Wednesday, November 30, 2016

I Listen So You Don't Have To: Art Of Wrestling Ep. 328

Rhodes, left, talked with Cabana
Photo Credit:
If you’re new, here’s the rundown. We listen to a handful of wrestling podcasts each week. Too many, probably, though certainly not all of them. In the interest of saving you time — in case you have the restraint to skip certain episodes — the plan is to give the bare bones of a given show and let you decide if it’s worth investing the time to hear the whole thing. There are many wrestling podcasts out there, of course, but this feature largely hews to the regular rotation we feel best fit the category of hit or miss. If we can save other folks some time, we’re happy to do so.

Show: Art Of Wrestling
Episode: 328 (Nov. 24, 2016)
Run Time: 1:17:14
Guest: Cody Rhodes (8:42)

Summary: Colt Cabana is hanging out in a hotel room with Cody Rhodes talking about their ages and those of others in the pro wrestling game as well as possible retirement plans. Flipping completely, Rhodes talks about starting at age 15 by training with his father. Conversation about his body type leads to Rhodes’ version of the story about the WrestleMania posedown with Santino Marella. Rhodes also speaks at length about Dusty Rhodes as a father as well as what it meant to grow up around wrestlers and the business. He explains how he still feels timid, especially at the gimmick table, then revisits his amateur career, raves about Tye Dillinger and then recalls how he was and remains affected by his father’s death. The show ends with Rhodes clearing the air on any potential Dusty-Cody-Cabana backstage beefs.

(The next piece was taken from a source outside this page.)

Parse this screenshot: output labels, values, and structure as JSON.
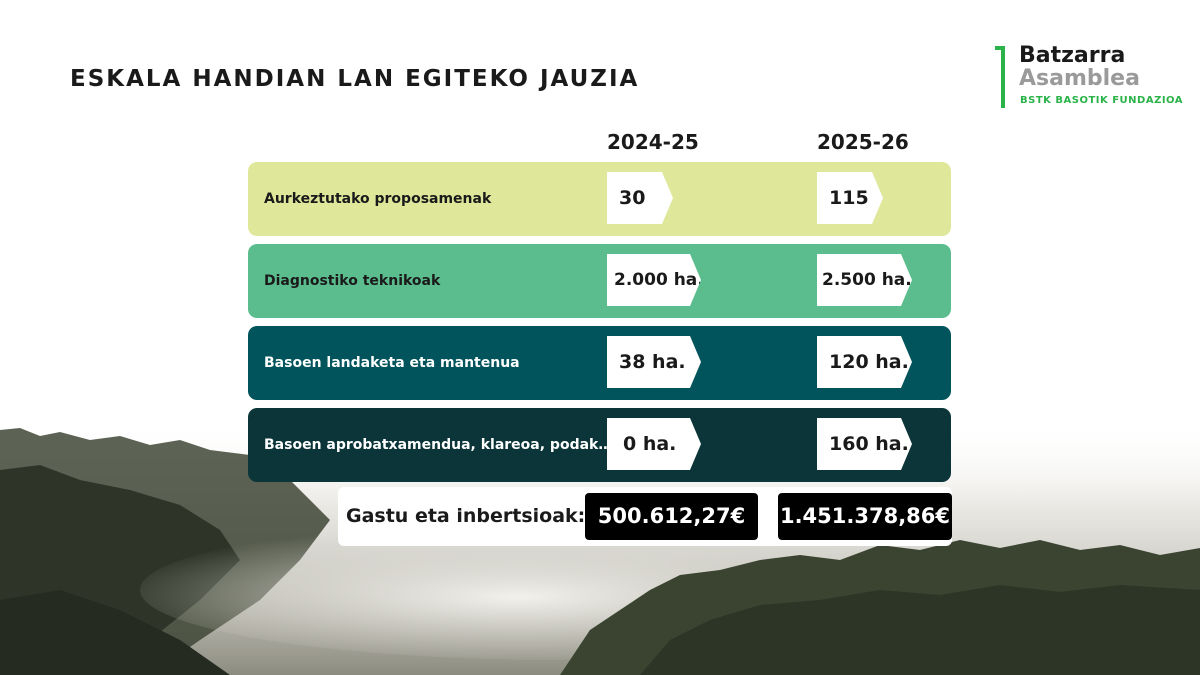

Quote of the week: “I bet you it’s gonna be better than most people’s first match because I’ve got this — I’ve been talking about wrestling with my dad since I was four years old. I’ve been in rooms when people got fired, I’ve been in rooms when people got promoted, I’ve been in rooms with, you know, when the ends of matches were discussed, I’ve been in rooms with overall stories, I’ve heard commentary sitting on the floor under the desk, it’s all in my brain. Now if I could just put the physical tools to it it’ll be a really good first match. It wasn’t. It wasn’t.”

Why you should listen: It’s an Art of Wrestling tradition — find the hottest free agent in wrestling and release a podcast interview with them on Thanksgiving morning. Rhodes is great here — acknowledging the ups and downs of his WWE career and how his last name gave him certain advantages while also embracing his new life on the independent scene with the proper dose of pragmatism befitting someone of his stature who clearly knows the difference between WWE superstardom and ye olde Global Force Wrestling. If nothing else, Rhodes’ comments about his relationship with the legendary American Dream are illuminating, both as it relates to the Dusty Rhodes wrestling fans remember as well as, and perhaps more importantly, their unique father-and-son relationship. The final segment, provided you take it with the requisite grains of salt, is quite illustrative as to how backstage politics can quickly spin out of control.

Why you should skip it: Unlike Cabana’s infamous internet-breaking CM Punk episode, this hour is considerably more genial toward WWE. Rhodes won’t even go deep on his frustrations on behalf of Dillinger because he doesn’t want any of the bridges he may have burned to catch his pal up in collateral damage. In other words: I loved this interview and think almost everyone will enjoy it, but if you tune in expecting Rhodes to absolutely torch WWE, you’re going to be severely disappointed. (Likewise if you want him to talk about his wife, whose name doesn’t come up.)

Final thoughts: Again, it’s not the Punk interview. It’s fun, and a great way to learn more about several different aspects of Cody Rhodes. You’re not going to come away absolutely changed as a wrestling fan, and it really doesn’t offer anything in terms of something that might feed the hot take culture that keeps these things relevant on social media. But I can’t think of an episode I enjoyed more in a long time, and I’m really quite glad Rhodes appeared on this show instead of ones hosted by Jim Ross or Steve Austin.